French usufruits on the decease of a spouse: disposition or devolution

S.43(2) ITA 1984 refers to “disposition or dispositions” both in the first and second paragraphs in which a settlement, for IHT purposes only, is defined.

Articles 754, 757 and 912 of the French Code civil lay down clearly that the transfers on death to reserved heirs of which the surviving spouse is listed as one, take place by devolution not by way of a disposition. The time when a disposition is required is generally when a transfer is made to a person outside the reserved blood line or the spouse.

The surviving spouse has the right to a usufruit on the deceased spouse’s decease which may be extended by a testamentary disposition, but which does not change the process by which it takes place namely by a devolution, through articles 724 and 731. .

That meas that s.43(2) ITA 1984 is of no application to a surviving spouse’s legal usufruit as it is not “disposed of” by an express disposition and therefore by a settlement. The fiction in s.43(2) ITA 1984 ends where there is no disposition or dispositions.

To cite Lord Wilberforce’s succinct summary of a fundamental principle of the law of England, you cannot have a settlement without a trust (Roome and Denne v. Edwards). Settlements developed through the Chancellor’s Court in relation to the common law and could only operate through the medium of a trust. Therefore absent a trust “disposition”, there can be no settlement. It is only the legal rights in a deed creating a Scottish Proper Liferent that are treated as settled property by reerne to the deed only, not I hasten to add as “an interest in possession in settled property” the latter being the issue which their Lordships addressed in Pearson, not the somewhat imprecise term a life interest referred to in the headnote and then fastened upon by the Revenue.

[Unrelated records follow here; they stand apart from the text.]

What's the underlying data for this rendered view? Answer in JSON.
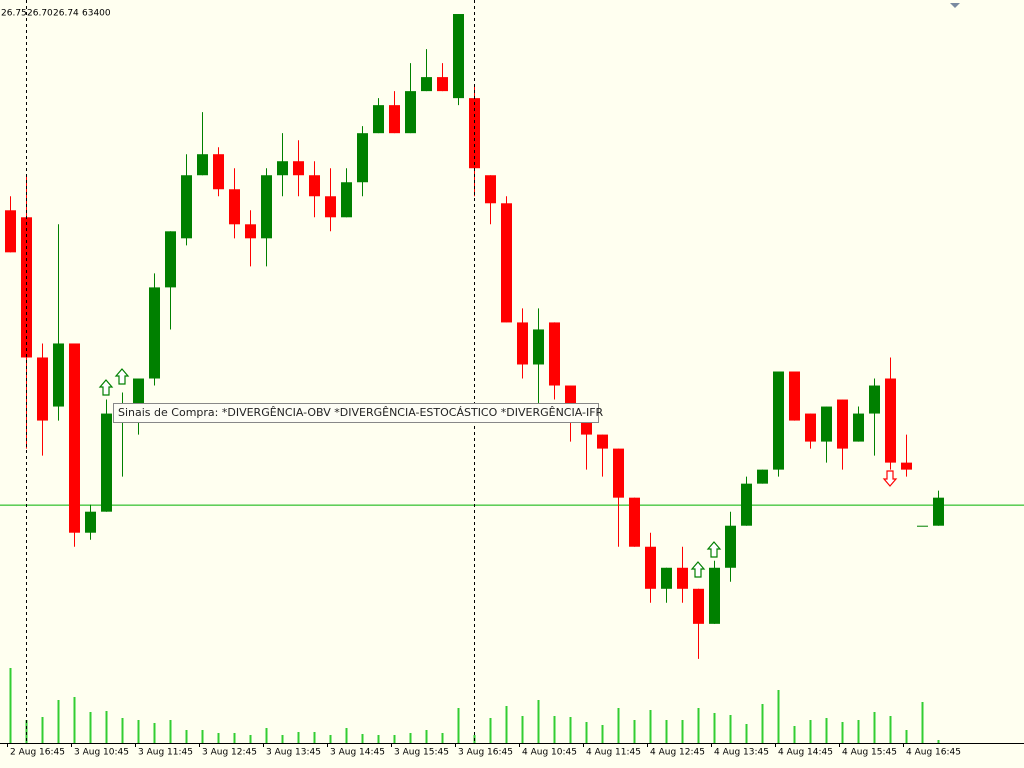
{
  "header": [
    "26.75",
    "26.70",
    "26.74",
    "63400"
  ],
  "tooltip": "Sinais de Compra: *DIVERGÊNCIA-OBV  *DIVERGÊNCIA-ESTOCÁSTICO  *DIVERGÊNCIA-IFR",
  "chart_data": {
    "type": "candlestick",
    "categories": [
      "2 Aug 16:45",
      null,
      null,
      null,
      "3 Aug 10:45",
      null,
      null,
      null,
      "3 Aug 11:45",
      null,
      null,
      null,
      "3 Aug 12:45",
      null,
      null,
      null,
      "3 Aug 13:45",
      null,
      null,
      null,
      "3 Aug 14:45",
      null,
      null,
      null,
      "3 Aug 15:45",
      null,
      null,
      null,
      "3 Aug 16:45",
      null,
      null,
      null,
      "4 Aug 10:45",
      null,
      null,
      null,
      "4 Aug 11:45",
      null,
      null,
      null,
      "4 Aug 12:45",
      null,
      null,
      null,
      "4 Aug 13:45",
      null,
      null,
      null,
      "4 Aug 14:45",
      null,
      null,
      null,
      "4 Aug 15:45",
      null,
      null,
      null,
      "4 Aug 16:45",
      null,
      null
    ],
    "open": [
      27.15,
      27.14,
      26.94,
      26.87,
      26.96,
      26.69,
      26.72,
      26.86,
      26.87,
      26.91,
      27.04,
      27.11,
      27.2,
      27.23,
      27.18,
      27.13,
      27.11,
      27.2,
      27.22,
      27.2,
      27.17,
      27.14,
      27.19,
      27.26,
      27.3,
      27.26,
      27.32,
      27.34,
      27.31,
      27.31,
      27.2,
      27.16,
      26.99,
      26.93,
      26.99,
      26.9,
      26.85,
      26.83,
      26.81,
      26.74,
      26.67,
      26.61,
      26.64,
      26.61,
      26.56,
      26.64,
      26.7,
      26.76,
      26.78,
      26.92,
      26.86,
      26.82,
      26.88,
      26.82,
      26.86,
      26.91,
      26.79,
      26.7,
      26.7
    ],
    "high": [
      27.17,
      27.2,
      26.96,
      27.13,
      26.96,
      26.73,
      26.88,
      26.89,
      26.91,
      27.06,
      27.12,
      27.23,
      27.29,
      27.24,
      27.21,
      27.15,
      27.21,
      27.26,
      27.25,
      27.22,
      27.21,
      27.21,
      27.27,
      27.31,
      27.32,
      27.36,
      27.38,
      27.36,
      27.43,
      27.33,
      27.2,
      27.17,
      27.01,
      27.01,
      26.99,
      26.9,
      26.87,
      26.83,
      26.81,
      26.74,
      26.69,
      26.64,
      26.67,
      26.61,
      26.65,
      26.72,
      26.77,
      26.78,
      26.92,
      26.92,
      26.86,
      26.87,
      26.88,
      26.87,
      26.91,
      26.94,
      26.83,
      26.7,
      26.75
    ],
    "low": [
      27.09,
      26.81,
      26.8,
      26.85,
      26.67,
      26.68,
      26.72,
      26.77,
      26.83,
      26.9,
      26.98,
      27.1,
      27.2,
      27.17,
      27.11,
      27.07,
      27.07,
      27.17,
      27.17,
      27.14,
      27.12,
      27.14,
      27.17,
      27.26,
      27.26,
      27.26,
      27.32,
      27.32,
      27.3,
      27.17,
      27.13,
      26.99,
      26.91,
      26.85,
      26.88,
      26.82,
      26.78,
      26.77,
      26.67,
      26.67,
      26.59,
      26.59,
      26.59,
      26.51,
      26.56,
      26.62,
      26.7,
      26.76,
      26.77,
      26.85,
      26.81,
      26.79,
      26.78,
      26.82,
      26.8,
      26.78,
      26.77,
      26.7,
      26.7
    ],
    "close": [
      27.09,
      26.94,
      26.85,
      26.96,
      26.69,
      26.72,
      26.86,
      26.87,
      26.91,
      27.04,
      27.12,
      27.2,
      27.23,
      27.18,
      27.13,
      27.11,
      27.2,
      27.22,
      27.2,
      27.17,
      27.14,
      27.19,
      27.26,
      27.3,
      27.26,
      27.32,
      27.34,
      27.32,
      27.43,
      27.21,
      27.16,
      26.99,
      26.93,
      26.98,
      26.9,
      26.85,
      26.83,
      26.81,
      26.74,
      26.67,
      26.61,
      26.64,
      26.61,
      26.56,
      26.64,
      26.7,
      26.76,
      26.78,
      26.92,
      26.85,
      26.82,
      26.87,
      26.81,
      26.86,
      26.9,
      26.79,
      26.78,
      26.7,
      26.74
    ],
    "volume": [
      75000,
      23000,
      26000,
      43000,
      46000,
      31000,
      32000,
      25000,
      23000,
      20000,
      23000,
      13000,
      13000,
      10000,
      10000,
      8000,
      15000,
      8000,
      11000,
      11000,
      8000,
      15000,
      9000,
      8000,
      8000,
      10000,
      13000,
      10000,
      35000,
      8000,
      25000,
      37000,
      27000,
      43000,
      27000,
      26000,
      21000,
      18000,
      35000,
      23000,
      33000,
      23000,
      23000,
      35000,
      30000,
      28000,
      19000,
      39000,
      53000,
      17000,
      23000,
      25000,
      21000,
      23000,
      31000,
      27000,
      13000,
      41000,
      3000
    ],
    "ylim": [
      26.39,
      27.45
    ],
    "volume_lim": [
      0,
      743000
    ],
    "price_line": 26.73,
    "up_color": "#008000",
    "down_color": "#ff0000",
    "volume_color": "#32cd32",
    "price_line_color": "#00b000"
  }
}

That is why the pre-2006 massage of a Treaty credit referred to in a previous posting was only a tolerance, not a form of legal disposition. No settlement is in fact created by the surviving spouse taking their statutory rights which devolve to them by operation of law not by way of a disposition or as some form of a “beneficial interest” invented by the overheated imagination of an English civil servant.

Furthermore as such, a usufruit extinguishes at death by law. There is no transfer or disposition of it unless it is expressed to be successive.

There is a fundamental difference between organising or restricting the extent of the devolution by a will and an outright testamentary disposition of the type defined in s.43(2) ITA and required in its second paragraph.